A criticism advocating equal rights for women in a political, economic, social, psychological, personal, and aesthetic sense.
Feminist Criticism is the interpretation of text as it is directed towards women or feminine characteristics. Feminist critics analyze how the literary work is influenced by a patriarchal or male dominated society. Criticism of this sort often comments upon how women are described as sub-human and thus inferior to the man. Other aspects of feminist criticism may include the analysis of how non-feminine objects or characters are described as resembling females in order to belittle them.
Early Feminism * One of the earliest feminist writings is Mary Wollstonecraft’s Vindication of the Rights of Women (1792) in which she criticizes stereotypes of women as emotional and instinctive and argues that women should aspire to the same rationality prized by men. Wollstonecraft believed that women should enjoy social, legal, and intellectual equality with men. * John Stuart Mill’s essay on the Subjection of Women (1869) is a defense of gender equality in which he attacks the idea that women are naturally incapable of doing things that men can do, and should, therefore, be forbidden from doing them. * First-wave feminism started in the nineteenth century and early twentieth century in the U.K and US. It focused on the promotion of equal rights for women. By the end of the nineteenth century, the focus was more on political rights, particularly the right of women's suffrage. * The Second-wave feminism is a movement that began in the early 1960s and continues to the present. The French philosopher Simone de Beauvoir discussed many of the questions of feminism and feminists' sense of injustice in her groundbreaking book Le Deuxième Sexe (The Second Sex), published in 1949. The second wave feminism is largely concerned with social and economic equality and with ending discrimination and the inequality of laws.
* Feminist literary criticism is a product of the feminist movement of the 1960s.
Feminist criticism of the 1960s and 1970s concerned itself with the representation of women in literature as an expression of the social norms about women and their social roles and as a means of socialization. It focused on the images of women in books by male writers to expose the patriarchal ideology and how women characters are portrayed. They try to show how male writings emphasize masculine dominance and superiority.
In the 1980s, it switched its focus from attacking male representation of the women to discovering forgotten and neglected works by women.

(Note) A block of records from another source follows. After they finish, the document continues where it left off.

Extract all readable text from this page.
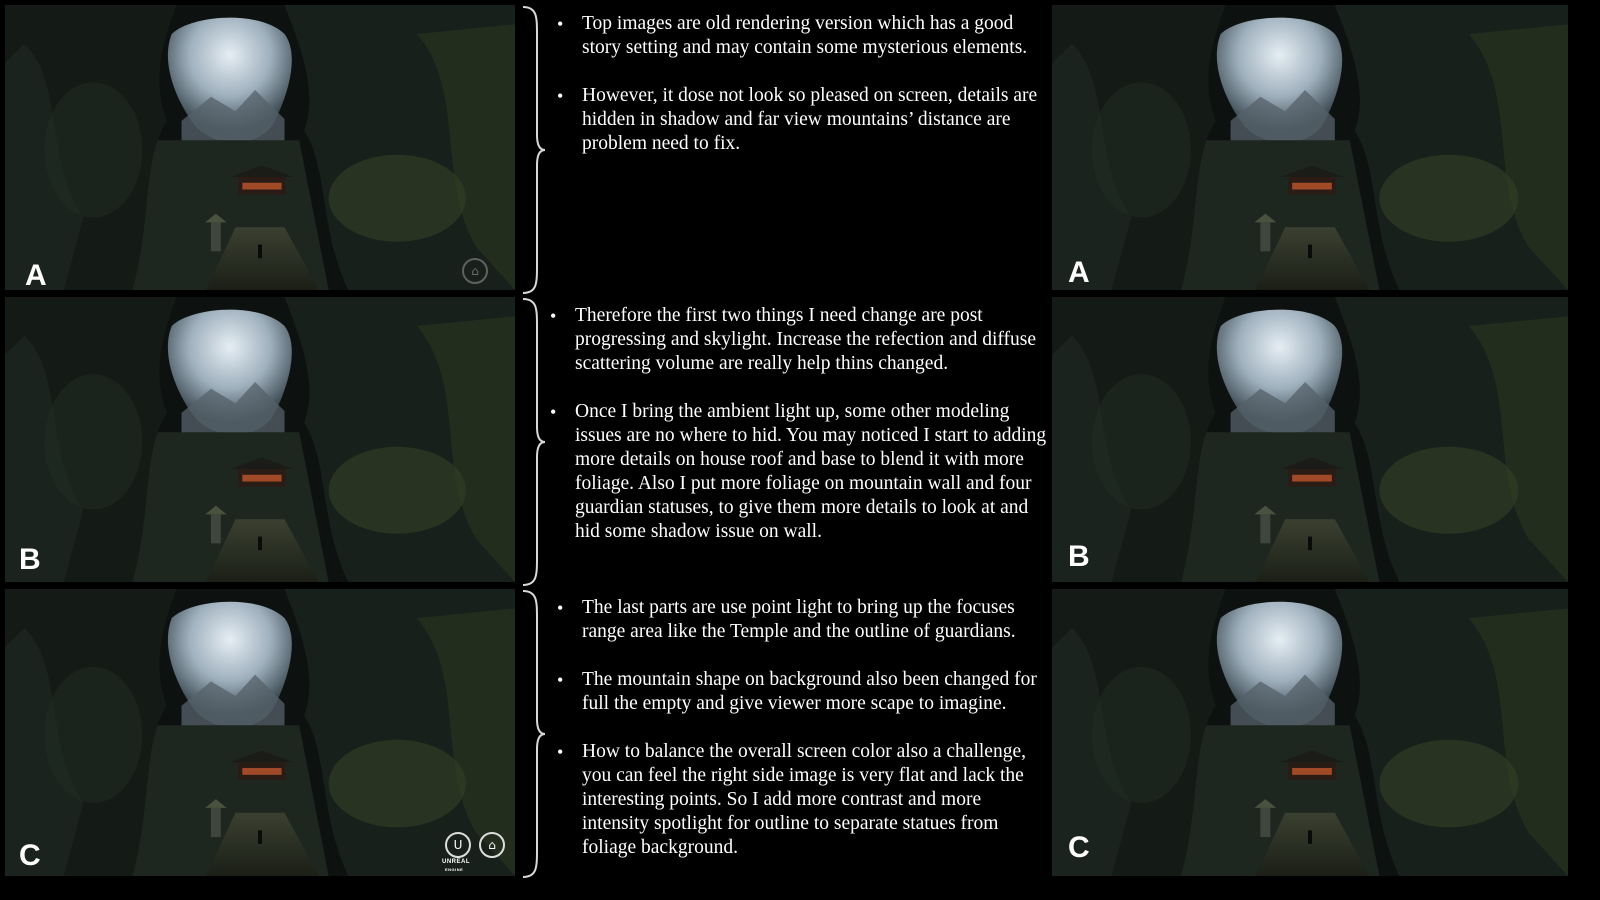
A	⌂
B
C	U
UNREAL
ENGINE
⌂
A
B
C
• Top images are old rendering version which has a good story setting and may contain some mysterious elements.
• However, it dose not look so pleased on screen, details are hidden in shadow and far view mountains’ distance are problem need to fix.
• Therefore the first two things I need change are post progressing and skylight. Increase the refection and diffuse scattering volume are really help thins changed.
• Once I bring the ambient light up, some other modeling issues are no where to hid. You may noticed I start to adding more details on house roof and base to blend it with more foliage. Also I put more foliage on mountain wall and four guardian statuses, to give them more details to look at and hid some shadow issue on wall.
• The last parts are use point light to bring up the focuses range area like the Temple and the outline of guardians.
• The mountain shape on background also been changed for full the empty and give viewer more scape to imagine.
• How to balance the overall screen color also a challenge, you can feel the right side image is very flat and lack the interesting points. So I add more contrast and more intensity spotlight for outline to separate statues from foliage background.
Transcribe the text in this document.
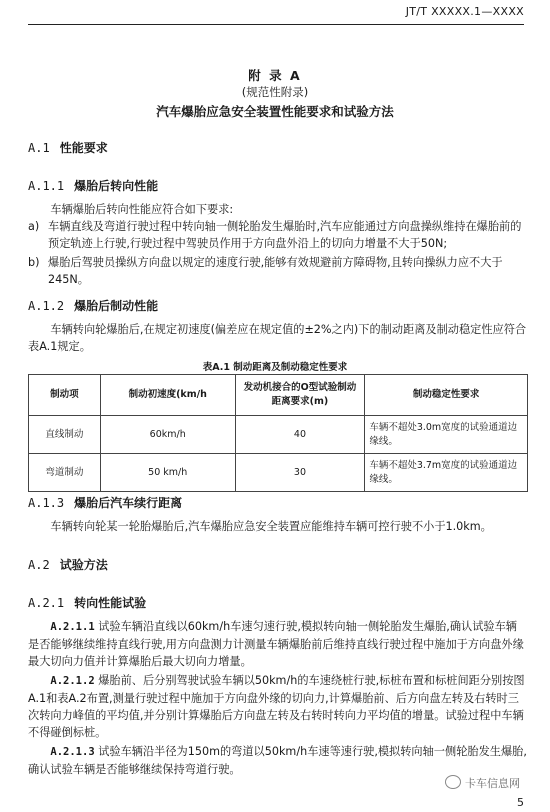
JT/T XXXXX.1—XXXX
附 录 A
(规范性附录)
汽车爆胎应急安全装置性能要求和试验方法
A.1 性能要求
A.1.1 爆胎后转向性能
车辆爆胎后转向性能应符合如下要求:
a) 车辆直线及弯道行驶过程中转向轴一侧轮胎发生爆胎时,汽车应能通过方向盘操纵维持在爆胎前的预定轨迹上行驶,行驶过程中驾驶员作用于方向盘外沿上的切向力增量不大于50N;
b) 爆胎后驾驶员操纵方向盘以规定的速度行驶,能够有效规避前方障碍物,且转向操纵力应不大于245N。
A.1.2 爆胎后制动性能
车辆转向轮爆胎后,在规定初速度(偏差应在规定值的±2%之内)下的制动距离及制动稳定性应符合表A.1规定。
表A.1 制动距离及制动稳定性要求
制动项	制动初速度(km/h	发动机接合的O型试验制动距离要求(m)	制动稳定性要求
直线制动	60km/h	40	车辆不超处3.0m宽度的试验通道边缘线。
弯道制动	50 km/h	30	车辆不超处3.7m宽度的试验通道边缘线。
A.1.3 爆胎后汽车续行距离
车辆转向轮某一轮胎爆胎后,汽车爆胎应急安全装置应能维持车辆可控行驶不小于1.0km。
A.2 试验方法
A.2.1 转向性能试验
A.2.1.1 试验车辆沿直线以60km/h车速匀速行驶,模拟转向轴一侧轮胎发生爆胎,确认试验车辆是否能够继续维持直线行驶,用方向盘测力计测量车辆爆胎前后维持直线行驶过程中施加于方向盘外缘最大切向力值并计算爆胎后最大切向力增量。
A.2.1.2 爆胎前、后分别驾驶试验车辆以50km/h的车速绕桩行驶,标桩布置和标桩间距分别按图A.1和表A.2布置,测量行驶过程中施加于方向盘外缘的切向力,计算爆胎前、后方向盘左转及右转时三次转向力峰值的平均值,并分别计算爆胎后方向盘左转及右转时转向力平均值的增量。试验过程中车辆不得碰倒标桩。
A.2.1.3 试验车辆沿半径为150m的弯道以50km/h车速等速行驶,模拟转向轴一侧轮胎发生爆胎,确认试验车辆是否能够继续保持弯道行驶。
卡车信息网
5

* While the French' feminists have adopted and adapted a great deal of post-structuralist and psychoanalytic criticism as the basis of much of their work, Anglo-American feminists has tended to be more skeptical about recent critical theory, and more cautious in using it. * Anglo-American feminist critics treat literature as a series of representations of women's lives and experience which can be measured and evaluated against reality. They see the close reading and explication of individual literary texts as the major business of feminist criticism. Some place emphasis on the use of historical data and non-literary material (such as diaries, memoirs, social and medical history) in understanding the literary text. * The American critic Elaine Showalter is usually taken as the major representative of this approach, but other exemplars would be Sandra Gilbert and Susan Gubar, and Patricia Meyer Spacks.